I'm pretty young, barely a teen, and my work is very amateur, but I really would like some criticism. My English teacher is useless in that department as he knows little on the subject. I want to improve my writing, but without a second opinion, that has become quite difficult.
I wrote this poem one day last winter and i got negative feedback at a poem website. No one would tell me what i did wrong, but simply that it was poorly written.
A Winter Day
The cold air teasing my neck,
Making me wish I had brought a scarf
The subtle crunch of my shoes into the snow
I stop and look over to the hill,
It hides shyly beneath its white sheet
Silence ensues, complete peace and utter blank
White light reflecting off the blanketed ground
Trees bare their pure jackets with glowing pride
And slowly from the rays of the sun
A single cold drop falls on my shoulder
and I wrote this one afternoon in Fall-
Fall
The wind blows against the trees,
Tempting the leaves into a pleasant dance,
The air chilly, with the scent of spices,
Wafting from kitchen windows.
With every step, crackle goes another leaf,
Their array of colors brilliant,
Their swift movements graceful and entrancing.
Every sense clouding with autumn's unyielding possession.
We savor this time,
Because o' too soon,
Its transient favor will blow away,
Leaving the trees bare and the mood cold.
Just to clarify, i do have a summer assignment that i am working on. It is of the same type as these are and that's why i posted them in particular. I have to describe a summer scene. I want to get advice on describing scenes, and critiques on my past works so that I can improve my style of writing.
It seems you are drawn to imagism, in which the poet tries to communicate a feeling or idea purely through the use of images. To make an imagist poem work, you must attend closely not only to finding the right words to convey the image but also to the rhythm and flow of the lines.
Of the two you've posted above, I prefer "Fall." The images are more crisp and the wording is also more clean. However, I don't like the last stanza, where you tell us what the poem is about. Better to refer to the scent of the spices drifting away in the wind and let the reader make the connection to the autumnal theme of transience.
By all means, post what you've got so far for summer so that we can help with that one.

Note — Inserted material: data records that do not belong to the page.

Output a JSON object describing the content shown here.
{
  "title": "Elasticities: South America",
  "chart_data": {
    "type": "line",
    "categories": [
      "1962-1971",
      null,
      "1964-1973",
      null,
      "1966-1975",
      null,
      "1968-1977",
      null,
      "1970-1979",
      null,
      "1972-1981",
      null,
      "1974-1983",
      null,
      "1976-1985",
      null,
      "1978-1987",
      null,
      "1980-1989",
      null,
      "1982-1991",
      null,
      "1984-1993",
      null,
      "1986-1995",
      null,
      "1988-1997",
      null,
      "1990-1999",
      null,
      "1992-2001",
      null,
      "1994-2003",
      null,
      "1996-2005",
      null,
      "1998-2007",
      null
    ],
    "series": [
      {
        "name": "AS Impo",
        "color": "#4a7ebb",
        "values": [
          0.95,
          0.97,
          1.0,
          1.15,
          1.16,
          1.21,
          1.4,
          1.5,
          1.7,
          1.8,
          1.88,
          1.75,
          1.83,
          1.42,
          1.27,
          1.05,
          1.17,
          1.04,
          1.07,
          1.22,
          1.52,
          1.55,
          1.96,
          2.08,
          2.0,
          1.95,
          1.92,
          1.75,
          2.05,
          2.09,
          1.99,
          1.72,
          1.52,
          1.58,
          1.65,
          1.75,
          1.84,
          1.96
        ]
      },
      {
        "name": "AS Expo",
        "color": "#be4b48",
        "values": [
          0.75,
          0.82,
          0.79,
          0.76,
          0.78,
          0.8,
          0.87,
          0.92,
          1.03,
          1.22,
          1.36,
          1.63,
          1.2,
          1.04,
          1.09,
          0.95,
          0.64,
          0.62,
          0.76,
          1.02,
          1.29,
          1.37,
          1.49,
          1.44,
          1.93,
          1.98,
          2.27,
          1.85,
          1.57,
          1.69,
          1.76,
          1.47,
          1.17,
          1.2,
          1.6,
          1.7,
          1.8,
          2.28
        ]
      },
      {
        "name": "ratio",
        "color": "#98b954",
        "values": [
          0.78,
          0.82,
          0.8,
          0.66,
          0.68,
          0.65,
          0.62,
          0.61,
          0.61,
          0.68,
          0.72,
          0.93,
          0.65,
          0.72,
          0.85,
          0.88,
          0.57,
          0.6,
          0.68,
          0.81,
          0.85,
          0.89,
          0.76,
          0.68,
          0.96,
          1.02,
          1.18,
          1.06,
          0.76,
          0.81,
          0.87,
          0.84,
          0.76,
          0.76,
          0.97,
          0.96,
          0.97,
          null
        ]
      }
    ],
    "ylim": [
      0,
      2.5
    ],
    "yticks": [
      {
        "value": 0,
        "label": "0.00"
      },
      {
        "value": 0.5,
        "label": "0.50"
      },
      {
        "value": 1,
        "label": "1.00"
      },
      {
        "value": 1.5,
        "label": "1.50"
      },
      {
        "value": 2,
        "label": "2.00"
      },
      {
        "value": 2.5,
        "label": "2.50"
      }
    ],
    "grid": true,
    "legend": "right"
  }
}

And here's another tip: To learn to write poetry, read poetry. Not the poetry on poetry websites, which varies so widely in quality. Go to the library. Camp out in the poetry section. Pull books from shelves. Flip through them. Copy any poems or lines you especially like into a notebook for future reference. Use the notebook to scribble lines or images or overheard dialogue whenever they come to you, understanding that most poets write scores of failed poems for every one they like well enough to share with others.
oh thats a really good idea! Thanks. I am still working on my Summer poem, but i'll post it when i am finished.

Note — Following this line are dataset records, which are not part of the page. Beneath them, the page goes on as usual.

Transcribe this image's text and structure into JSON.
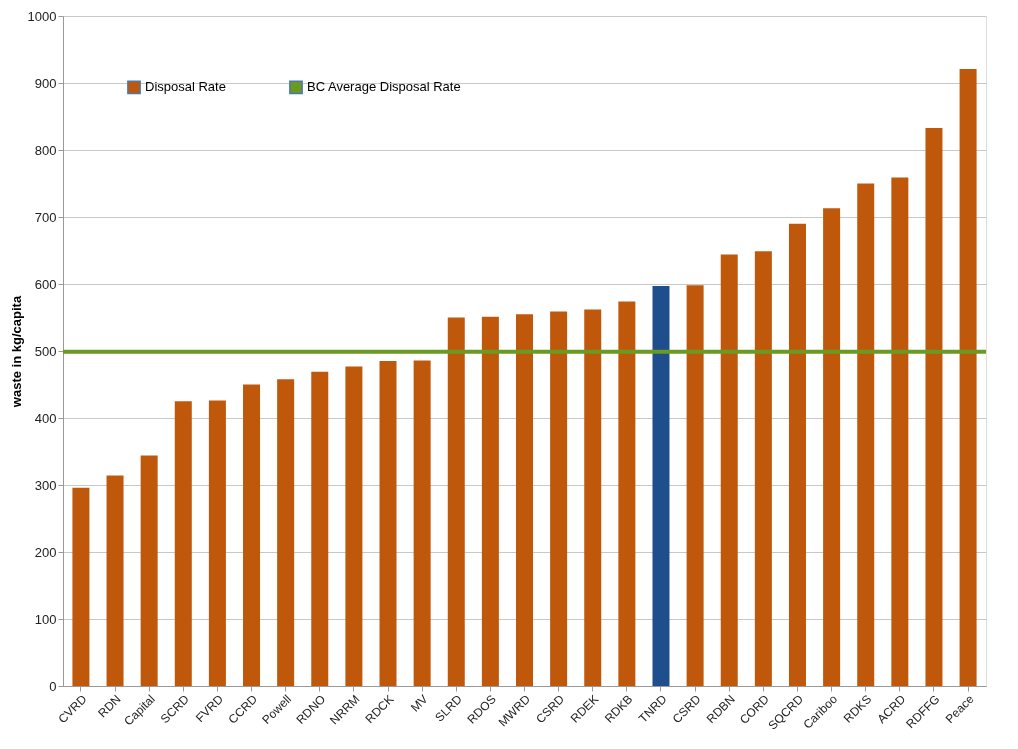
{
  "chart_data": {
    "type": "bar",
    "ylabel": "waste in kg/capita",
    "categories": [
      "CVRD",
      "RDN",
      "Capital",
      "SCRD",
      "FVRD",
      "CCRD",
      "Powell",
      "RDNO",
      "NRRM",
      "RDCK",
      "MV",
      "SLRD",
      "RDOS",
      "MWRD",
      "CSRD",
      "RDEK",
      "RDKB",
      "TNRD",
      "CSRD",
      "RDBN",
      "CORD",
      "SQCRD",
      "Cariboo",
      "RDKS",
      "ACRD",
      "RDFFG",
      "Peace"
    ],
    "series": [
      {
        "name": "Disposal Rate",
        "color": "#c0580c",
        "values": [
          296,
          314,
          344,
          425,
          426,
          450,
          458,
          469,
          477,
          485,
          486,
          550,
          551,
          555,
          559,
          562,
          574,
          597,
          598,
          644,
          649,
          690,
          713,
          750,
          759,
          833,
          921
        ],
        "colors": [
          "#c0580c",
          "#c0580c",
          "#c0580c",
          "#c0580c",
          "#c0580c",
          "#c0580c",
          "#c0580c",
          "#c0580c",
          "#c0580c",
          "#c0580c",
          "#c0580c",
          "#c0580c",
          "#c0580c",
          "#c0580c",
          "#c0580c",
          "#c0580c",
          "#c0580c",
          "#1f4e8c",
          "#c0580c",
          "#c0580c",
          "#c0580c",
          "#c0580c",
          "#c0580c",
          "#c0580c",
          "#c0580c",
          "#c0580c",
          "#c0580c"
        ]
      }
    ],
    "ref_lines": [
      {
        "axis": "y",
        "value": 499,
        "label": "BC Average Disposal Rate",
        "color": "#6a9a22"
      }
    ],
    "ylim": [
      0,
      1000
    ],
    "yticks": [
      0,
      100,
      200,
      300,
      400,
      500,
      600,
      700,
      800,
      900,
      1000
    ],
    "grid": "y",
    "legend": "top left"
  }
}
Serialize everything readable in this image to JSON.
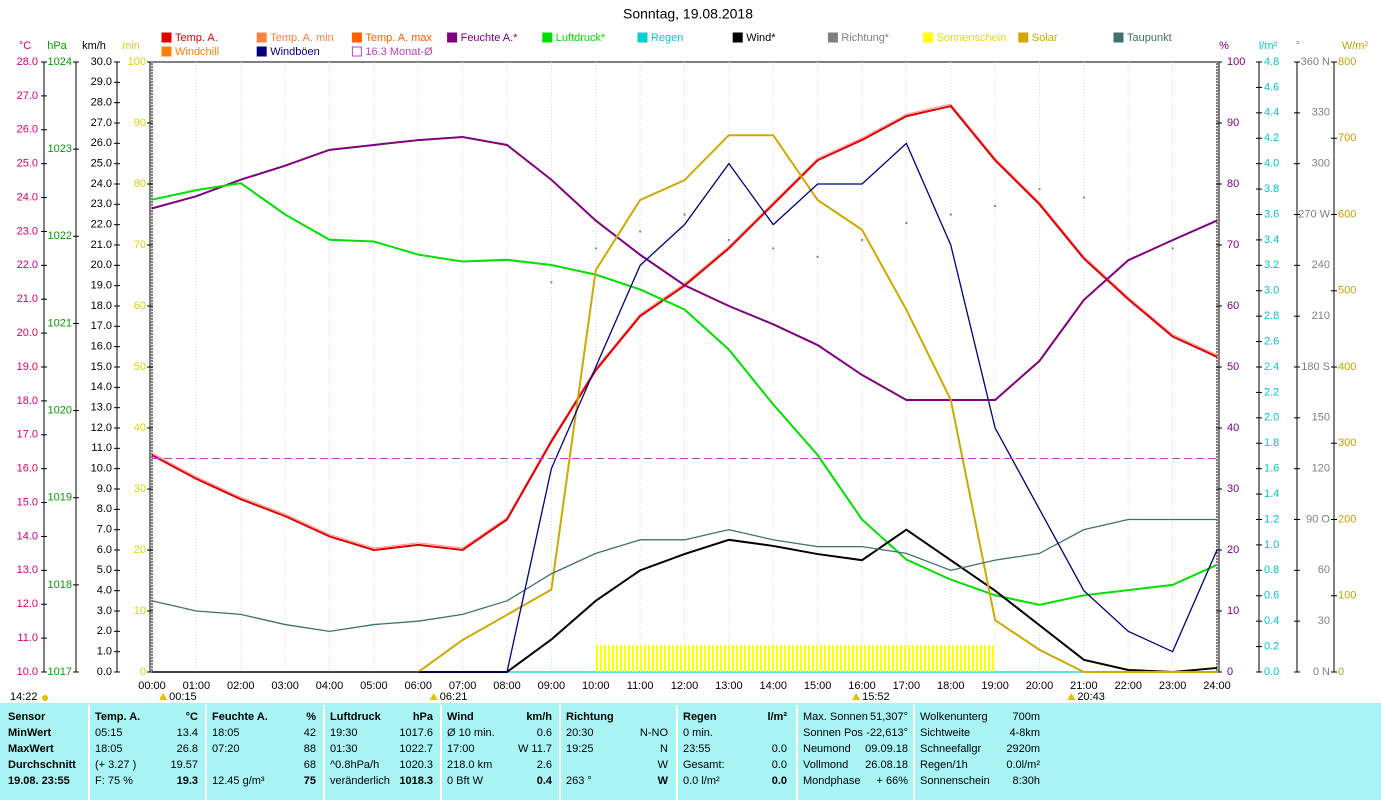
{
  "chart_data": {
    "type": "line",
    "title": "Sonntag, 19.08.2018",
    "x": [
      0,
      1,
      2,
      3,
      4,
      5,
      6,
      7,
      8,
      9,
      10,
      11,
      12,
      13,
      14,
      15,
      16,
      17,
      18,
      19,
      20,
      21,
      22,
      23,
      24
    ],
    "xlim": [
      0,
      24
    ],
    "xticks": [
      {
        "value": 0,
        "label": "00:00"
      },
      {
        "value": 1,
        "label": "01:00"
      },
      {
        "value": 2,
        "label": "02:00"
      },
      {
        "value": 3,
        "label": "03:00"
      },
      {
        "value": 4,
        "label": "04:00"
      },
      {
        "value": 5,
        "label": "05:00"
      },
      {
        "value": 6,
        "label": "06:00"
      },
      {
        "value": 7,
        "label": "07:00"
      },
      {
        "value": 8,
        "label": "08:00"
      },
      {
        "value": 9,
        "label": "09:00"
      },
      {
        "value": 10,
        "label": "10:00"
      },
      {
        "value": 11,
        "label": "11:00"
      },
      {
        "value": 12,
        "label": "12:00"
      },
      {
        "value": 13,
        "label": "13:00"
      },
      {
        "value": 14,
        "label": "14:00"
      },
      {
        "value": 15,
        "label": "15:00"
      },
      {
        "value": 16,
        "label": "16:00"
      },
      {
        "value": 17,
        "label": "17:00"
      },
      {
        "value": 18,
        "label": "18:00"
      },
      {
        "value": 19,
        "label": "19:00"
      },
      {
        "value": 20,
        "label": "20:00"
      },
      {
        "value": 21,
        "label": "21:00"
      },
      {
        "value": 22,
        "label": "22:00"
      },
      {
        "value": 23,
        "label": "23:00"
      },
      {
        "value": 24,
        "label": "24:00"
      }
    ],
    "grid": true,
    "axes": [
      {
        "unit": "°C",
        "color": "#e0006c",
        "lim": [
          10,
          28
        ],
        "ticks": [
          {
            "value": 10,
            "label": "10.0"
          },
          {
            "value": 11,
            "label": "11.0"
          },
          {
            "value": 12,
            "label": "12.0"
          },
          {
            "value": 13,
            "label": "13.0"
          },
          {
            "value": 14,
            "label": "14.0"
          },
          {
            "value": 15,
            "label": "15.0"
          },
          {
            "value": 16,
            "label": "16.0"
          },
          {
            "value": 17,
            "label": "17.0"
          },
          {
            "value": 18,
            "label": "18.0"
          },
          {
            "value": 19,
            "label": "19.0"
          },
          {
            "value": 20,
            "label": "20.0"
          },
          {
            "value": 21,
            "label": "21.0"
          },
          {
            "value": 22,
            "label": "22.0"
          },
          {
            "value": 23,
            "label": "23.0"
          },
          {
            "value": 24,
            "label": "24.0"
          },
          {
            "value": 25,
            "label": "25.0"
          },
          {
            "value": 26,
            "label": "26.0"
          },
          {
            "value": 27,
            "label": "27.0"
          },
          {
            "value": 28,
            "label": "28.0"
          }
        ]
      },
      {
        "unit": "hPa",
        "color": "#00a000",
        "lim": [
          1017,
          1024
        ],
        "ticks": [
          1017,
          1018,
          1019,
          1020,
          1021,
          1022,
          1023,
          1024
        ]
      },
      {
        "unit": "km/h",
        "color": "#000000",
        "lim": [
          0,
          30
        ],
        "ticks": [
          {
            "value": 0,
            "label": "0.0"
          },
          {
            "value": 1,
            "label": "1.0"
          },
          {
            "value": 2,
            "label": "2.0"
          },
          {
            "value": 3,
            "label": "3.0"
          },
          {
            "value": 4,
            "label": "4.0"
          },
          {
            "value": 5,
            "label": "5.0"
          },
          {
            "value": 6,
            "label": "6.0"
          },
          {
            "value": 7,
            "label": "7.0"
          },
          {
            "value": 8,
            "label": "8.0"
          },
          {
            "value": 9,
            "label": "9.0"
          },
          {
            "value": 10,
            "label": "10.0"
          },
          {
            "value": 11,
            "label": "11.0"
          },
          {
            "value": 12,
            "label": "12.0"
          },
          {
            "value": 13,
            "label": "13.0"
          },
          {
            "value": 14,
            "label": "14.0"
          },
          {
            "value": 15,
            "label": "15.0"
          },
          {
            "value": 16,
            "label": "16.0"
          },
          {
            "value": 17,
            "label": "17.0"
          },
          {
            "value": 18,
            "label": "18.0"
          },
          {
            "value": 19,
            "label": "19.0"
          },
          {
            "value": 20,
            "label": "20.0"
          },
          {
            "value": 21,
            "label": "21.0"
          },
          {
            "value": 22,
            "label": "22.0"
          },
          {
            "value": 23,
            "label": "23.0"
          },
          {
            "value": 24,
            "label": "24.0"
          },
          {
            "value": 25,
            "label": "25.0"
          },
          {
            "value": 26,
            "label": "26.0"
          },
          {
            "value": 27,
            "label": "27.0"
          },
          {
            "value": 28,
            "label": "28.0"
          },
          {
            "value": 29,
            "label": "29.0"
          },
          {
            "value": 30,
            "label": "30.0"
          }
        ]
      },
      {
        "unit": "min",
        "color": "#e0d000",
        "lim": [
          0,
          100
        ],
        "ticks": [
          0,
          10,
          20,
          30,
          40,
          50,
          60,
          70,
          80,
          90,
          100
        ]
      },
      {
        "unit": "%",
        "color": "#800080",
        "lim": [
          0,
          100
        ],
        "ticks": [
          0,
          10,
          20,
          30,
          40,
          50,
          60,
          70,
          80,
          90,
          100
        ]
      },
      {
        "unit": "l/m²",
        "color": "#00c8c8",
        "lim": [
          0,
          4.8
        ],
        "ticks": [
          {
            "value": 0,
            "label": "0.0"
          },
          0.2,
          0.4,
          0.6,
          0.8,
          {
            "value": 1,
            "label": "1.0"
          },
          1.2,
          1.4,
          1.6,
          1.8,
          {
            "value": 2,
            "label": "2.0"
          },
          2.2,
          2.4,
          2.6,
          2.8,
          {
            "value": 3,
            "label": "3.0"
          },
          3.2,
          3.4,
          3.6,
          3.8,
          {
            "value": 4,
            "label": "4.0"
          },
          4.2,
          4.4,
          4.6,
          4.8
        ]
      },
      {
        "unit": "°",
        "color": "#808080",
        "lim": [
          0,
          360
        ],
        "ticks": [
          {
            "value": 0,
            "label": "0 N"
          },
          30,
          60,
          {
            "value": 90,
            "label": "90 O"
          },
          120,
          150,
          {
            "value": 180,
            "label": "180 S"
          },
          210,
          240,
          {
            "value": 270,
            "label": "270 W"
          },
          300,
          330,
          {
            "value": 360,
            "label": "360 N"
          }
        ]
      },
      {
        "unit": "W/m²",
        "color": "#c8a000",
        "lim": [
          0,
          800
        ],
        "ticks": [
          0,
          100,
          200,
          300,
          400,
          500,
          600,
          700,
          800
        ]
      }
    ],
    "series": [
      {
        "name": "Temp. A.",
        "color": "#e00000",
        "axis": "°C",
        "style": "line",
        "values": [
          16.4,
          15.7,
          15.1,
          14.6,
          14.0,
          13.6,
          13.75,
          13.6,
          14.5,
          16.8,
          18.9,
          20.5,
          21.4,
          22.5,
          23.8,
          25.1,
          25.7,
          26.4,
          26.7,
          25.1,
          23.8,
          22.2,
          21.0,
          19.9,
          19.3
        ]
      },
      {
        "name": "Temp. A. min",
        "color": "#ff8040"
      },
      {
        "name": "Temp. A. max",
        "color": "#ff6000"
      },
      {
        "name": "Feuchte A.*",
        "color": "#800080",
        "axis": "%",
        "style": "line",
        "values": [
          76,
          78,
          80.7,
          83,
          85.6,
          86.4,
          87.2,
          87.7,
          86.4,
          80.7,
          74,
          68.4,
          63.4,
          60,
          57,
          53.6,
          48.7,
          44.6,
          44.6,
          44.6,
          51,
          61,
          67.5,
          70.8,
          74
        ]
      },
      {
        "name": "Luftdruck*",
        "color": "#00e000",
        "axis": "hPa",
        "style": "line",
        "values": [
          1022.42,
          1022.53,
          1022.61,
          1022.25,
          1021.96,
          1021.94,
          1021.79,
          1021.71,
          1021.73,
          1021.67,
          1021.56,
          1021.39,
          1021.16,
          1020.7,
          1020.07,
          1019.49,
          1018.75,
          1018.29,
          1018.06,
          1017.88,
          1017.77,
          1017.88,
          1017.94,
          1018.0,
          1018.23
        ]
      },
      {
        "name": "Regen",
        "color": "#00d0d0",
        "axis": "l/m²",
        "style": "line",
        "values": [
          0,
          0,
          0,
          0,
          0,
          0,
          0,
          0,
          0,
          0,
          0,
          0,
          0,
          0,
          0,
          0,
          0,
          0,
          0,
          0,
          0,
          0,
          0,
          0,
          0
        ]
      },
      {
        "name": "Wind*",
        "color": "#000000",
        "axis": "km/h",
        "style": "line",
        "values": [
          0,
          0,
          0,
          0,
          0,
          0,
          0,
          0,
          0,
          1.6,
          3.5,
          5.0,
          5.8,
          6.5,
          6.2,
          5.8,
          5.5,
          7.0,
          5.5,
          4.0,
          2.3,
          0.6,
          0.1,
          0,
          0.2
        ]
      },
      {
        "name": "Richtung*",
        "color": "#808080",
        "axis": "°",
        "style": "dots",
        "values": [
          null,
          null,
          null,
          null,
          null,
          null,
          null,
          null,
          null,
          230,
          250,
          260,
          270,
          255,
          250,
          245,
          255,
          265,
          270,
          275,
          285,
          280,
          null,
          250,
          null
        ]
      },
      {
        "name": "Sonnenschein",
        "color": "#ffff00",
        "axis": "min",
        "style": "bars",
        "values": [
          0,
          0,
          0,
          0,
          0,
          0,
          0,
          0,
          0,
          0,
          4.4,
          4.4,
          4.4,
          4.4,
          4.4,
          4.4,
          4.4,
          4.4,
          4.4,
          0,
          0,
          0,
          0,
          0,
          0
        ]
      },
      {
        "name": "Solar",
        "color": "#d0a800",
        "axis": "W/m²",
        "style": "line",
        "values": [
          0,
          0,
          0,
          0,
          0,
          0,
          0,
          42,
          75,
          108,
          527,
          619,
          645,
          704,
          704,
          619,
          580,
          475,
          357,
          68,
          29,
          0,
          0,
          0,
          0
        ]
      },
      {
        "name": "Taupunkt",
        "color": "#407070",
        "axis": "°C",
        "style": "line",
        "values": [
          12.1,
          11.8,
          11.7,
          11.4,
          11.2,
          11.4,
          11.5,
          11.7,
          12.1,
          12.9,
          13.5,
          13.9,
          13.9,
          14.2,
          13.9,
          13.7,
          13.7,
          13.5,
          13.0,
          13.3,
          13.5,
          14.2,
          14.5,
          14.5,
          14.5
        ]
      },
      {
        "name": "Windchill",
        "color": "#ff8000"
      },
      {
        "name": "Windböen",
        "color": "#000080",
        "axis": "km/h",
        "style": "line",
        "values": [
          0,
          0,
          0,
          0,
          0,
          0,
          0,
          0,
          0,
          10,
          15,
          20,
          22,
          25,
          22,
          24,
          24,
          26,
          21,
          12,
          8,
          4,
          2,
          1,
          6
        ]
      },
      {
        "name": "16.3 Monat-Ø",
        "color": "#c040c0",
        "axis": "°C",
        "style": "hline",
        "value": 16.3
      }
    ],
    "markers": [
      {
        "value": 0.25,
        "label": "00:15"
      },
      {
        "value": 6.35,
        "label": "06:21"
      },
      {
        "value": 15.867,
        "label": "15:52"
      },
      {
        "value": 20.717,
        "label": "20:43"
      }
    ],
    "note": "14:22"
  },
  "table": {
    "columns": [
      [
        [
          "Sensor"
        ],
        [
          "MinWert"
        ],
        [
          "MaxWert"
        ],
        [
          "Durchschnitt"
        ],
        [
          "19.08. 23:55"
        ]
      ],
      [
        [
          "Temp. A.",
          "°C"
        ],
        [
          "05:15",
          "13.4"
        ],
        [
          "18:05",
          "26.8"
        ],
        [
          "(+ 3.27 )",
          "19.57"
        ],
        [
          "F: 75 %",
          "19.3"
        ]
      ],
      [
        [
          "Feuchte A.",
          "%"
        ],
        [
          "18:05",
          "42"
        ],
        [
          "07:20",
          "88"
        ],
        [
          null,
          "68"
        ],
        [
          "12.45 g/m³",
          "75"
        ]
      ],
      [
        [
          "Luftdruck",
          "hPa"
        ],
        [
          "19:30",
          "1017.6"
        ],
        [
          "01:30",
          "1022.7"
        ],
        [
          "^0.8hPa/h",
          "1020.3"
        ],
        [
          "veränderlich",
          "1018.3"
        ]
      ],
      [
        [
          "Wind",
          "km/h"
        ],
        [
          "Ø 10 min.",
          "0.6"
        ],
        [
          "17:00",
          "W 11.7"
        ],
        [
          "218.0 km",
          "2.6"
        ],
        [
          "0 Bft W",
          "0.4"
        ]
      ],
      [
        [
          "Richtung"
        ],
        [
          "20:30",
          "N-NO"
        ],
        [
          "19:25",
          "N"
        ],
        [
          null,
          "W"
        ],
        [
          "263 °",
          "W"
        ]
      ],
      [
        [
          "Regen",
          "l/m²"
        ],
        [
          "0 min."
        ],
        [
          "23:55",
          "0.0"
        ],
        [
          "Gesamt:",
          "0.0"
        ],
        [
          "0.0 l/m²",
          "0.0"
        ]
      ],
      [
        [
          "Max. Sonnen",
          "51,307°"
        ],
        [
          "Sonnen Pos",
          "-22,613°"
        ],
        [
          "Neumond",
          "09.09.18"
        ],
        [
          "Vollmond",
          "26.08.18"
        ],
        [
          "Mondphase",
          "+ 66%"
        ]
      ],
      [
        [
          "Wolkenunterg",
          "700m"
        ],
        [
          "Sichtweite",
          "4-8km"
        ],
        [
          "Schneefallgr",
          "2920m"
        ],
        [
          "Regen/1h",
          "0.0l/m²"
        ],
        [
          "Sonnenschein",
          "8:30h"
        ]
      ]
    ]
  }
}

Can you give me an example of a poem that doesn't use imagism, but describes a scene in another way?
The last stanza in Fall was mostly out of habit becuase i am used to explaining things or concluding them.

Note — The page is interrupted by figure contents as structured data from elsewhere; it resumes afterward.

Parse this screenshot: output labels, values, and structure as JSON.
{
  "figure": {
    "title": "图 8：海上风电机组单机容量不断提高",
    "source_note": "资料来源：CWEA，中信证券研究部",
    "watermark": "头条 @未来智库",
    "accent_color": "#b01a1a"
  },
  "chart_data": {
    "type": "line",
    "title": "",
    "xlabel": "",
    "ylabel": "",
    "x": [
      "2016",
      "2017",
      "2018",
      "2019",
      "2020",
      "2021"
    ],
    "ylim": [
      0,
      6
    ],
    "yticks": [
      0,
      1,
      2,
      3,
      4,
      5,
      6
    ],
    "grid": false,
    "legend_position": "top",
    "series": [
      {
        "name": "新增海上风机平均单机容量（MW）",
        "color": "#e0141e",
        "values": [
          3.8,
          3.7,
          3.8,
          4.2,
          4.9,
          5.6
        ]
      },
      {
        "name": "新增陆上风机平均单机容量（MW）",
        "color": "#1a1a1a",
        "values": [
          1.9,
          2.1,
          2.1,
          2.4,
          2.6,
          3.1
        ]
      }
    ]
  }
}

For contemporary poetry, you could go to the "Poetry International Web" and browse around. This month's issue has some pretty descriptive poems by Yao Feng. For older poetry you could go to the Project Bartleby Archive, click on the "Verse" tab, and then either browse a few anthologies or have a look at some of the books by D.H. Lawrence or G.M. Hopkins, both of whom are pretty descriptive. For famous poems from all eras, visit the "Famous Poets and Poems" website. Maya Angelou, who is represented on that site, is particularly descriptive and innovative in her use of imagery.
You might also like some of the Romantic and Victorian poets. Your winter poem contains narrative elements, and the last good narrative poem was penned over a hundred years ago. Also, didactic elements weren't considered anathema then. The notion that these should be avoided has become so deeply ingrained in what passes for poetic circles these days that it is easy to forget that the dislike of them is a period preference, not a reflection of anything objectively wrong with them.
If you are writing with a view to eventually being published, then you should of course conform to the prevailing period preferences, but if you are writing for your own benefit, then there is no reason you shouldn't model yourself on the sort of poets who wrote well enough to sustain a widespread public interest in poetry, especially if you find you enjoy reading them yourself.
Several things. In the poem titled "Fall," who is the speaker in the poem, also, who is the "we?" This is important to know because you bring in the "we" all of a sudden in the last stanza. Also, where is the speaker? In the first stanza, it seems as though they re inside, then in the second stanza they are walking out side.